Residents use final days before stay-home order
Even as blustery winds blew Saturday and all weekend, residents were using their last days of freedom to enjoy getting out before a stay-home order by Gov. Laura Kelly kicked in.
“I’ve been casting an hour every day just for something to do,” Marion County Lake resident Andy Fanter said. “I have a boat, but you don’t take the boat out when it’s this windy.”
Across Marion County, people could be found golfing, fishing, playing tennis, or biking and walking.
Hillsboro Municipal Golf Course would close its doors Monday, so taking advantage of the last day on Sunday was significant for Chad Hughbanks and father Steve.
“There’s more meaning to it today,” Chad said. “The weather’s nice and it is the last time. We’re trying to get one more round in before it gets taken away.”
Lake superintendent Isaac Hett was driving around over the weekend to make sure people maintained proper social distancing. Hett said he saw people doing more than fishing, walking their dogs around the lake, or small groups of high -schoolers playing catch.
Fanter has seen more people at the lake in the past couple weeks than in recent years.
“Compared to the last few years, the number of people out fishing and biking around is more now than ever because they’ve got time,” he said.
Being able to go the lake is important because it gets people out of the house, especially when they have limited options, Fanter said.
“It’s breaking up the routine,” he said.
However, residents should remember the county lake isn’t their only resource, Hett said.

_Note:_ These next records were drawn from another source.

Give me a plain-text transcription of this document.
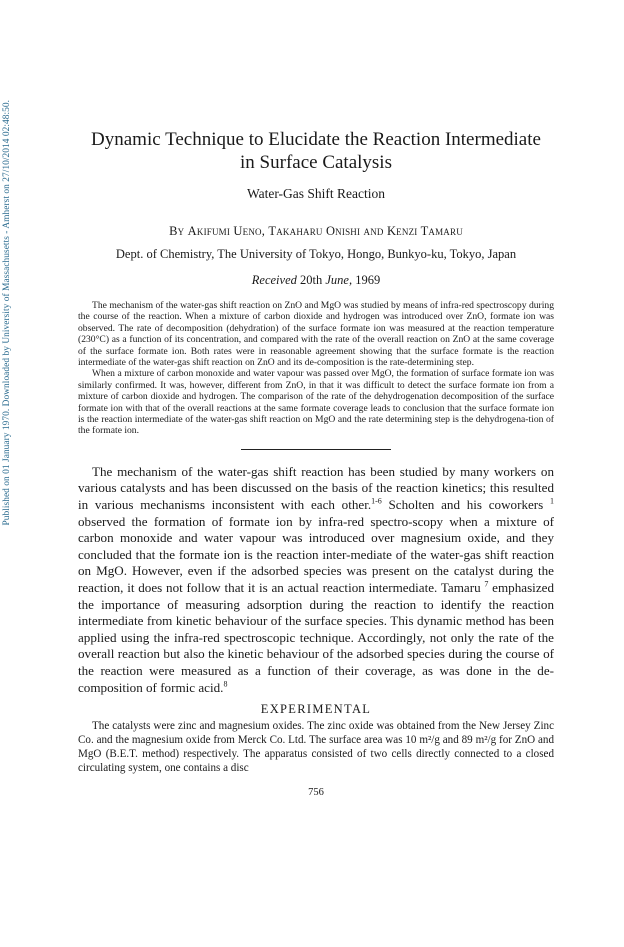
Published on 01 January 1970. Downloaded by University of Massachusetts - Amherst on 27/10/2014 02:48:50.	Dynamic Technique to Elucidate the Reaction Intermediate
in Surface Catalysis
Water-Gas Shift Reaction
By Akifumi Ueno, Takaharu Onishi and Kenzi Tamaru
Dept. of Chemistry, The University of Tokyo, Hongo, Bunkyo-ku, Tokyo, Japan
Received 20th June, 1969

The mechanism of the water-gas shift reaction on ZnO and MgO was studied by means of infra-red spectroscopy during the course of the reaction. When a mixture of carbon dioxide and hydrogen was introduced over ZnO, formate ion was observed. The rate of decomposition (dehydration) of the surface formate ion was measured at the reaction temperature (230°C) as a function of its concentration, and compared with the rate of the overall reaction on ZnO at the same coverage of the surface formate ion. Both rates were in reasonable agreement showing that the surface formate is the reaction intermediate of the water-gas shift reaction on ZnO and its de-composition is the rate-determining step.

When a mixture of carbon monoxide and water vapour was passed over MgO, the formation of surface formate ion was similarly confirmed. It was, however, different from ZnO, in that it was difficult to detect the surface formate ion from a mixture of carbon dioxide and hydrogen. The comparison of the rate of the dehydrogenation decomposition of the surface formate ion with that of the overall reactions at the same formate coverage leads to conclusion that the surface formate ion is the reaction intermediate of the water-gas shift reaction on MgO and the rate determining step is the dehydrogena-tion of the formate ion.

The mechanism of the water-gas shift reaction has been studied by many workers on various catalysts and has been discussed on the basis of the reaction kinetics; this resulted in various mechanisms inconsistent with each other.$^{1-6}$ Scholten and his coworkers $^1$ observed the formation of formate ion by infra-red spectro-scopy when a mixture of carbon monoxide and water vapour was introduced over magnesium oxide, and they concluded that the formate ion is the reaction inter-mediate of the water-gas shift reaction on MgO. However, even if the adsorbed species was present on the catalyst during the reaction, it does not follow that it is an actual reaction intermediate. Tamaru $^7$ emphasized the importance of measuring adsorption during the reaction to identify the reaction intermediate from kinetic behaviour of the surface species. This dynamic method has been applied using the infra-red spectroscopic technique. Accordingly, not only the rate of the overall reaction but also the kinetic behaviour of the adsorbed species during the course of the reaction were measured as a function of their coverage, as was done in the de-composition of formic acid.$^8$

EXPERIMENTAL

The catalysts were zinc and magnesium oxides. The zinc oxide was obtained from the New Jersey Zinc Co. and the magnesium oxide from Merck Co. Ltd. The surface area was 10 m²/g and 89 m²/g for ZnO and MgO (B.E.T. method) respectively. The apparatus consisted of two cells directly connected to a closed circulating system, one contains a disc

756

“It’s a good thing, but if the lake closes up, people can still go walking or go fishing down at the river, or find other ways to stay busy outside,” he said. “This just might have to be postponed for a while.”
The Hughbankses said they saw more golfers than usual Sunday at Hillsboro as well, participating in the course’s last day before closing.

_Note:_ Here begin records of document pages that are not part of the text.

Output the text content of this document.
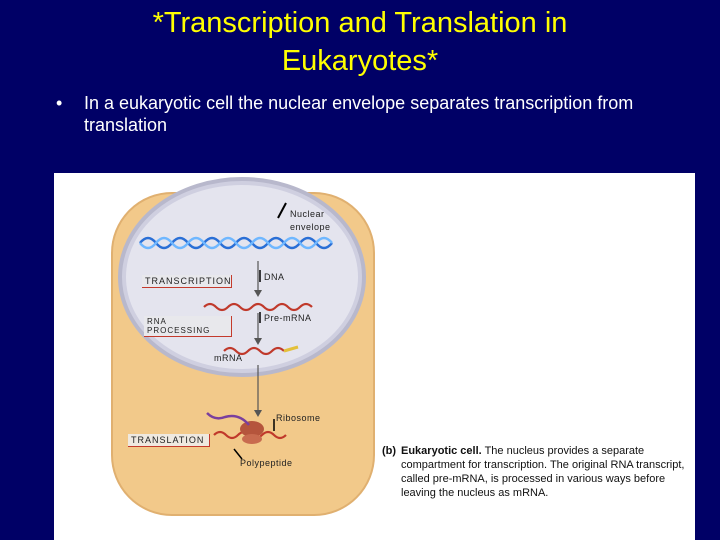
*Transcription and Translation in
Eukaryotes*
• In a eukaryotic cell the nuclear envelope separates transcription from translation
Nuclear
envelope
TRANSCRIPTION	DNA
RNA PROCESSING
Pre-mRNA
mRNA
Ribosome
TRANSLATION
Polypeptide
(b) Eukaryotic cell. The nucleus provides a separate compartment for transcription. The original RNA transcript, called pre-mRNA, is processed in various ways before leaving the nucleus as mRNA.
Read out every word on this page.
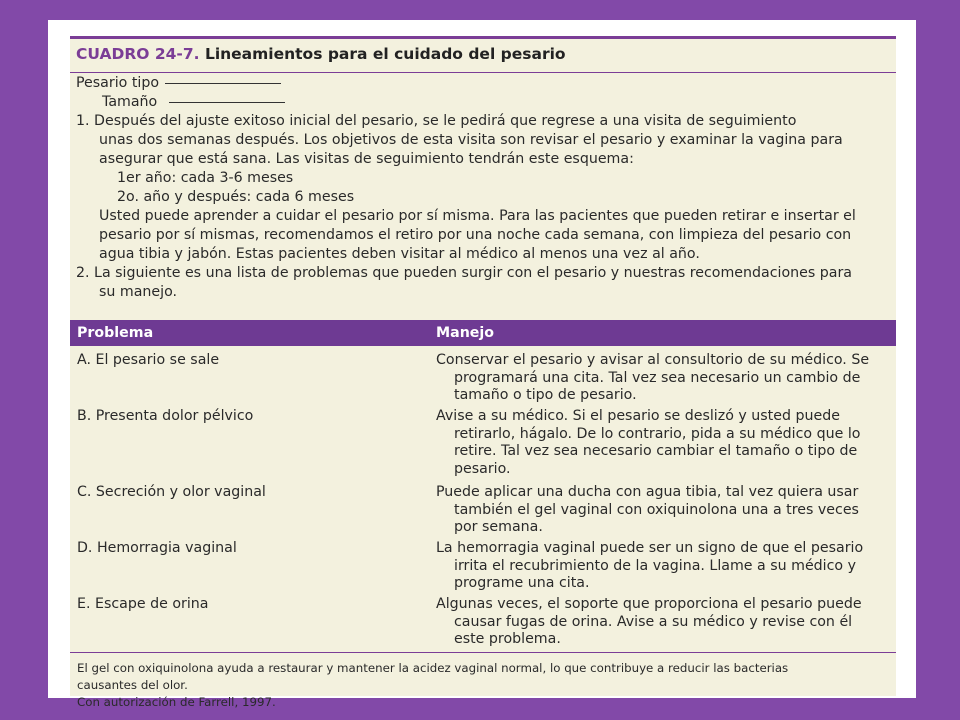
CUADRO 24-7. Lineamientos para el cuidado del pesario
Pesario tipo
Tamaño
1. Después del ajuste exitoso inicial del pesario, se le pedirá que regrese a una visita de seguimiento
unas dos semanas después. Los objetivos de esta visita son revisar el pesario y examinar la vagina para
asegurar que está sana. Las visitas de seguimiento tendrán este esquema:
1er año: cada 3-6 meses
2o. año y después: cada 6 meses
Usted puede aprender a cuidar el pesario por sí misma. Para las pacientes que pueden retirar e insertar el
pesario por sí mismas, recomendamos el retiro por una noche cada semana, con limpieza del pesario con
agua tibia y jabón. Estas pacientes deben visitar al médico al menos una vez al año.
2. La siguiente es una lista de problemas que pueden surgir con el pesario y nuestras recomendaciones para
su manejo.
Problema	Manejo
A. El pesario se sale	Conservar el pesario y avisar al consultorio de su médico. Se
programará una cita. Tal vez sea necesario un cambio de
tamaño o tipo de pesario.
B. Presenta dolor pélvico	Avise a su médico. Si el pesario se deslizó y usted puede
retirarlo, hágalo. De lo contrario, pida a su médico que lo
retire. Tal vez sea necesario cambiar el tamaño o tipo de
pesario.
C. Secreción y olor vaginal	Puede aplicar una ducha con agua tibia, tal vez quiera usar
también el gel vaginal con oxiquinolona una a tres veces
por semana.
D. Hemorragia vaginal	La hemorragia vaginal puede ser un signo de que el pesario
irrita el recubrimiento de la vagina. Llame a su médico y
programe una cita.
E. Escape de orina	Algunas veces, el soporte que proporciona el pesario puede
causar fugas de orina. Avise a su médico y revise con él
este problema.
El gel con oxiquinolona ayuda a restaurar y mantener la acidez vaginal normal, lo que contribuye a reducir las bacterias
causantes del olor.
Con autorización de Farrell, 1997.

Hett said there was a push by Marion County Health Department to take further health precautions following Kelly’s stay-home order. Closing the county lake was one option discussed, though no decision was made as of publication time.
“I hated to see all this happening now,” he said. “If it happened back in December or January, in the winter when people don’t want to be outside, it’d be a lot easier. Right now when it’s finally started to warm up, this is the time when people want to come outside and do things.”
Another option discussed was keeping the lake open exclusively to county residents, Hett said.
“I know when you’re fishing you want to go up to other fishermen and ask how they’ve been doing, but we have people coming out to the lake from all over the state,” he said. “With that, it’s just more added concern because you don’t know where the people are coming from.”
While closing the lake isn’t ideal, Hett said it’s preferable to putting people’s health at risk.
“That’s more important than coming out and fishing,” he said. “If we can do something that leaves the lake open so some people can get benefit from it, I’m all for that.”
Even with restrictions people will find ways to keep busy, Chad said.
“There are always things to do around the house,” he said. “I can work from home because I have that luxury. It’s being able to spend time with my wife and kid at home.”